The chair and the corner to think?

Boy in the chair thinking

I'm sure almost every mother has heard of the famous "thinking chair" or the "thinking corner." Some schools use it in their classrooms and many parents at home as a "Alternative to punishment". Actually this resource is a modern version of behaviorist 'time out' (time out).

Punished to the thinking chair!

It consists of sending the child to sit alone in a chair when the adult considers that he has behaved badly. The time that the child has to remain seated in that chair depends on his age, one minute per year. During that period of time you have to be calm and think about what you have done wrong. Then he is asked what have you thought.

What is the thinking corner?

The thinking corner is a very similar method to the thinking chair. It is about sending the child who has misbehaved to a specific room or corner of the house to be there alone for a while thinking if what he has done is correct.

Little girl in the corner thinking

Reflections on the use of the chair or the thinking corner

When we send our child to the chair or to the corner to think, what we are really expecting from him is that think about your behavior. For this reason, it is essential to take into account the age of the child.
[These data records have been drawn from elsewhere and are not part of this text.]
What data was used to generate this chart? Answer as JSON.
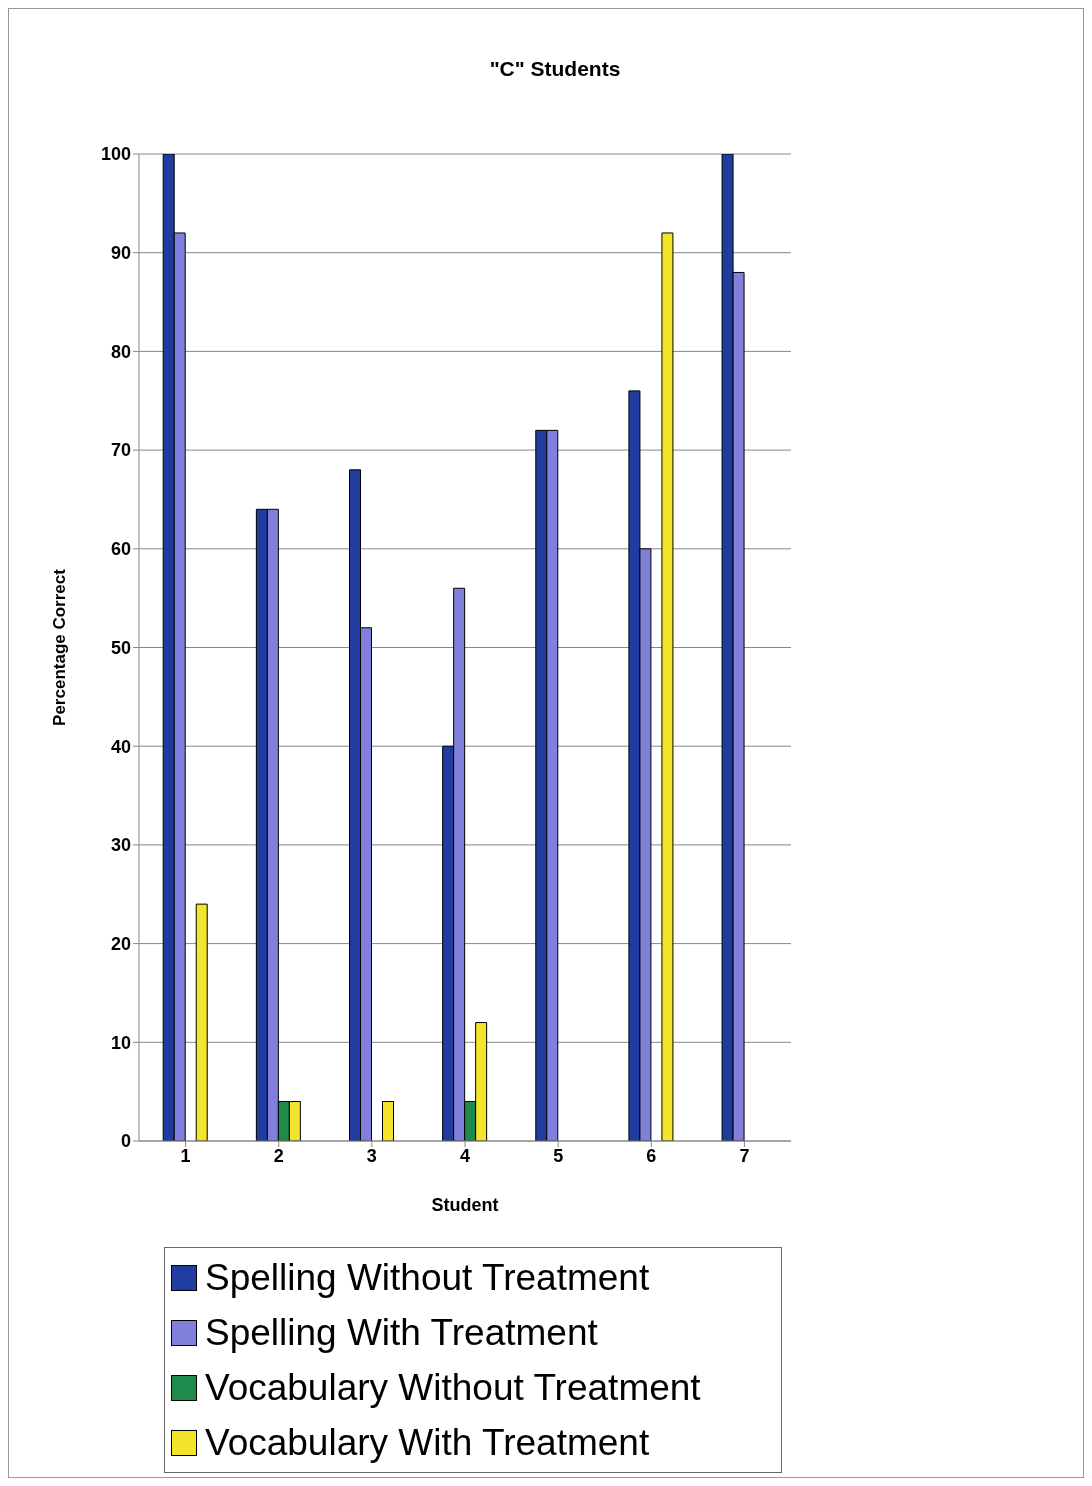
{
  "chart_data": {
    "type": "bar",
    "title": "\"C\" Students",
    "xlabel": "Student",
    "ylabel": "Percentage Correct",
    "categories": [
      "1",
      "2",
      "3",
      "4",
      "5",
      "6",
      "7"
    ],
    "series": [
      {
        "name": "Spelling Without Treatment",
        "color": "#1f3c9e",
        "values": [
          100,
          64,
          68,
          40,
          72,
          76,
          100
        ]
      },
      {
        "name": "Spelling With Treatment",
        "color": "#8080dc",
        "values": [
          92,
          64,
          52,
          56,
          72,
          60,
          88
        ]
      },
      {
        "name": "Vocabulary Without Treatment",
        "color": "#1e8a4c",
        "values": [
          null,
          4,
          null,
          4,
          null,
          null,
          null
        ]
      },
      {
        "name": "Vocabulary With Treatment",
        "color": "#f2e52c",
        "values": [
          24,
          4,
          4,
          12,
          null,
          92,
          null
        ]
      }
    ],
    "ylim": [
      0,
      100
    ],
    "yticks": [
      0,
      10,
      20,
      30,
      40,
      50,
      60,
      70,
      80,
      90,
      100
    ],
    "grid": "y",
    "legend": "bottom"
  }
}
Children under the age of four do not have the ability to reflect on their own behaviors or to curb their impulsiveness. In times of conflict they need the presence of the adult.
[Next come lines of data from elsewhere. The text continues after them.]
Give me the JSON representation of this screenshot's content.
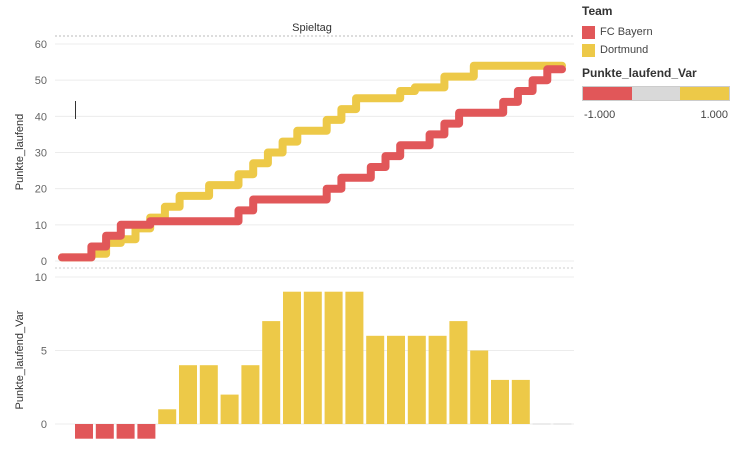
{
  "chart_data": [
    {
      "type": "line",
      "header": "Spieltag",
      "ylabel": "Punkte_laufend",
      "ylim": [
        0,
        60
      ],
      "yticks": [
        0,
        10,
        20,
        30,
        40,
        50,
        60
      ],
      "x": [
        1,
        2,
        3,
        4,
        5,
        6,
        7,
        8,
        9,
        10,
        11,
        12,
        13,
        14,
        15,
        16,
        17,
        18,
        19,
        20,
        21,
        22,
        23,
        24,
        25,
        26,
        27,
        28,
        29,
        30,
        31,
        32,
        33,
        34
      ],
      "series": [
        {
          "name": "FC Bayern",
          "color": "#e15759",
          "values": [
            1,
            1,
            4,
            7,
            10,
            10,
            11,
            11,
            11,
            11,
            11,
            11,
            14,
            17,
            17,
            17,
            17,
            17,
            20,
            23,
            23,
            26,
            29,
            32,
            32,
            35,
            38,
            41,
            41,
            41,
            44,
            47,
            50,
            53
          ]
        },
        {
          "name": "Dortmund",
          "color": "#edc948",
          "values": [
            1,
            1,
            2,
            5,
            6,
            9,
            12,
            15,
            18,
            18,
            21,
            21,
            24,
            27,
            30,
            33,
            36,
            36,
            39,
            42,
            45,
            45,
            45,
            47,
            48,
            48,
            51,
            51,
            54,
            54,
            54,
            54,
            54,
            54
          ]
        }
      ]
    },
    {
      "type": "bar",
      "ylabel": "Punkte_laufend_Var",
      "ylim": [
        -1.2,
        10
      ],
      "yticks": [
        0,
        5,
        10
      ],
      "x": [
        1,
        2,
        3,
        4,
        5,
        6,
        7,
        8,
        9,
        10,
        11,
        12,
        13,
        14,
        15,
        16,
        17,
        18,
        19,
        20,
        21,
        22,
        23,
        24
      ],
      "values": [
        -1,
        -1,
        -1,
        -1,
        1,
        4,
        4,
        2,
        4,
        7,
        9,
        9,
        9,
        9,
        6,
        6,
        6,
        6,
        7,
        5,
        3,
        3,
        0,
        0
      ],
      "colors": {
        "positive": "#edc948",
        "negative": "#e15759",
        "zero": "#d9d9d9"
      }
    }
  ],
  "legend": {
    "title": "Team",
    "items": [
      {
        "label": "FC Bayern",
        "color": "#e15759"
      },
      {
        "label": "Dortmund",
        "color": "#edc948"
      }
    ]
  },
  "scale_legend": {
    "title": "Punkte_laufend_Var",
    "min_label": "-1.000",
    "max_label": "1.000",
    "colors": [
      "#e15759",
      "#d9d9d9",
      "#edc948"
    ]
  }
}
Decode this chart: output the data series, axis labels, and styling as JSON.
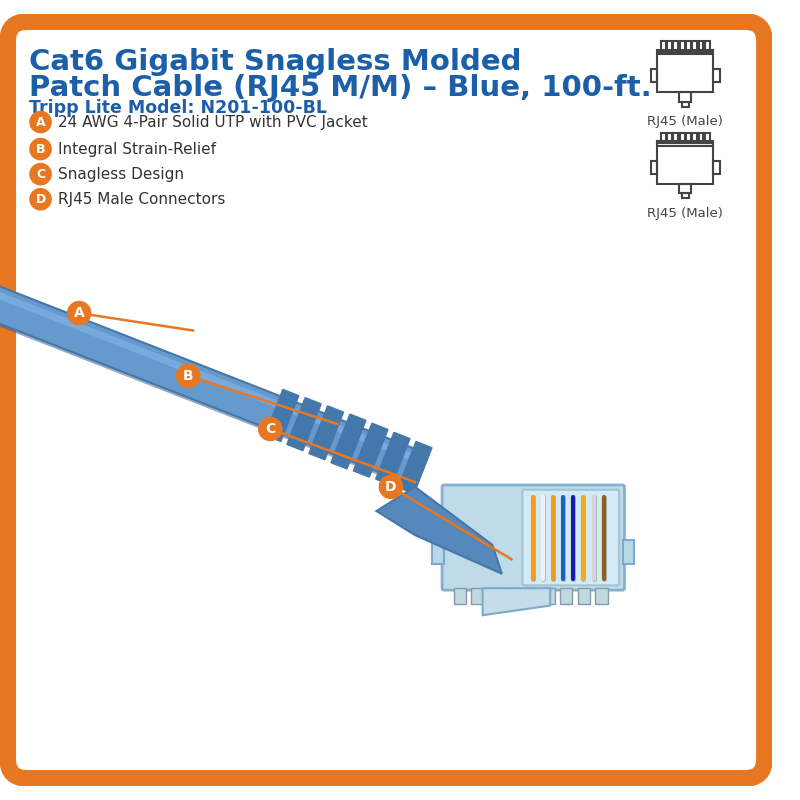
{
  "title_line1": "Cat6 Gigabit Snagless Molded",
  "title_line2": "Patch Cable (RJ45 M/M) – Blue, 100-ft.",
  "subtitle": "Tripp Lite Model: N201-100-BL",
  "features": [
    {
      "label": "A",
      "text": "24 AWG 4-Pair Solid UTP with PVC Jacket"
    },
    {
      "label": "B",
      "text": "Integral Strain-Relief"
    },
    {
      "label": "C",
      "text": "Snagless Design"
    },
    {
      "label": "D",
      "text": "RJ45 Male Connectors"
    }
  ],
  "rj45_label": "RJ45 (Male)",
  "title_color": "#1a5fa8",
  "subtitle_color": "#1a5fa8",
  "feature_label_bg": "#e87722",
  "feature_label_color": "#ffffff",
  "feature_text_color": "#333333",
  "border_color": "#e87722",
  "background_color": "#ffffff",
  "annotation_line_color": "#e87722",
  "annotation_label_bg": "#e87722",
  "annotation_label_color": "#ffffff",
  "connector_outline_color": "#444444",
  "cable_main_color": "#6699cc",
  "cable_dark_color": "#4477aa",
  "cable_highlight_color": "#88bbee",
  "cable_shadow_color": "#335588",
  "connector_body_color": "#aaccdd",
  "connector_clear_color": "#ddeeff",
  "snagless_color": "#5588bb",
  "strain_relief_color": "#4477aa"
}
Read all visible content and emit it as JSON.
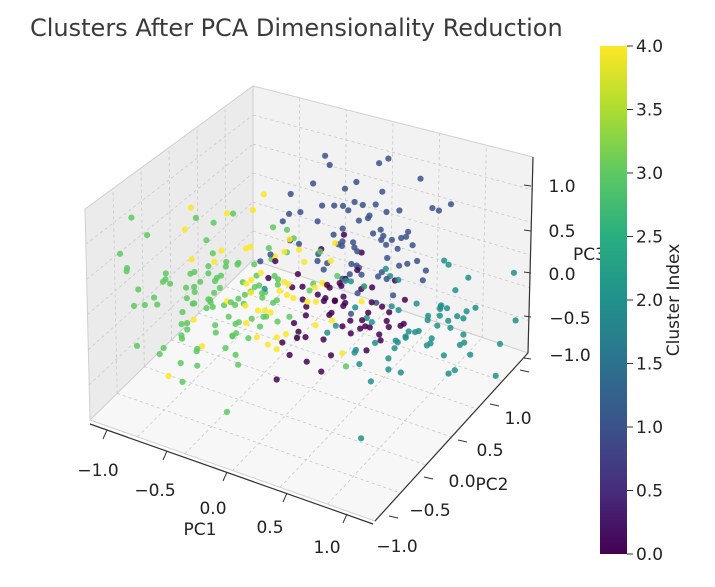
{
  "chart_data": {
    "type": "scatter",
    "projection": "3d",
    "title": "Clusters After PCA Dimensionality Reduction",
    "xlabel": "PC1",
    "ylabel": "PC2",
    "zlabel": "PC3",
    "xlim": [
      -1.3,
      1.3
    ],
    "ylim": [
      -1.3,
      1.3
    ],
    "zlim": [
      -1.2,
      1.3
    ],
    "xticks": [
      "−1.0",
      "−0.5",
      "0.0",
      "0.5",
      "1.0"
    ],
    "yticks": [
      "−1.0",
      "−0.5",
      "0.0",
      "0.5",
      "1.0"
    ],
    "zticks": [
      "−1.0",
      "−0.5",
      "0.0",
      "0.5",
      "1.0"
    ],
    "grid": true,
    "colormap": "viridis",
    "colorbar": {
      "label": "Cluster Index",
      "range": [
        0.0,
        4.0
      ],
      "ticks": [
        "0.0",
        "0.5",
        "1.0",
        "1.5",
        "2.0",
        "2.5",
        "3.0",
        "3.5",
        "4.0"
      ]
    },
    "clusters": [
      {
        "index": 0,
        "color": "#440154",
        "center": [
          0.1,
          0.2,
          -0.2
        ],
        "spread": 0.3,
        "count": 60
      },
      {
        "index": 1,
        "color": "#3b528b",
        "center": [
          0.0,
          0.8,
          0.3
        ],
        "spread": 0.35,
        "count": 75
      },
      {
        "index": 2,
        "color": "#21918c",
        "center": [
          0.9,
          0.3,
          -0.2
        ],
        "spread": 0.35,
        "count": 65
      },
      {
        "index": 3,
        "color": "#5ec962",
        "center": [
          -0.8,
          -0.2,
          -0.1
        ],
        "spread": 0.4,
        "count": 110
      },
      {
        "index": 4,
        "color": "#fde725",
        "center": [
          -0.3,
          0.0,
          0.2
        ],
        "spread": 0.35,
        "count": 50
      }
    ]
  }
}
The really thinking chair pushes the child away and ignores him for a while. This resource does not provide the child with any tools that allow them to know how to manage that conflict. What the child understands is that if he does not do what we want, he will be rejected.

Some professionals see these two resources as one form of punishment disguised as "respect" that it can generate in children resentment and fear.

Mother scolding her daughter

Alternative strategies based on emotional intelligence

  • What the child needs first is calm down. For this we will be at your level. If he is very upset, we can hug him or hold him. We will always speak to you in a soft and calm tone while looking into your eyes. Even if we feel angry, it is very important not lose your nerves and transmit security you need at that time.
  • Teach your children, especially the little ones, simple breathing and relaxation techniques. In these times of stress they will help you control yourself.
  • Help him to know how he feels and to name that emotion (anger, sadness, rage). If your child learns to identify your emotions, you will learn to control them much better. We must show empathy. Let them see that we understand their feelings (I know how you feel at this moment ..., I understand that right now you are very angry ...)
  • Explain short and clear what has happened and its consecuencias. Let him know that you are not satisfied, that he understands that his behavior not adequate or acceptable. (You have scratched Juan to take the ball from him and he is crying because you have hurt him. Look how he cries. It is not okay to scratch children. I am angry).
  • Show her alternative ways to manage that conflictIn other words, how could he have acted in the face of this situation in another way. Instead of scratching Juan to get the ball away from him, what could you have done? (He could have borrowed it, asked if he wanted to play with him, or looked for another ball).
  • Whenever possible there will be repair the damage done. For example, if you have thrown your brother's toys on the ground, you will have to pick them up and put them away.
  • If repair is not possible, you can look together for a way to reward the damage done.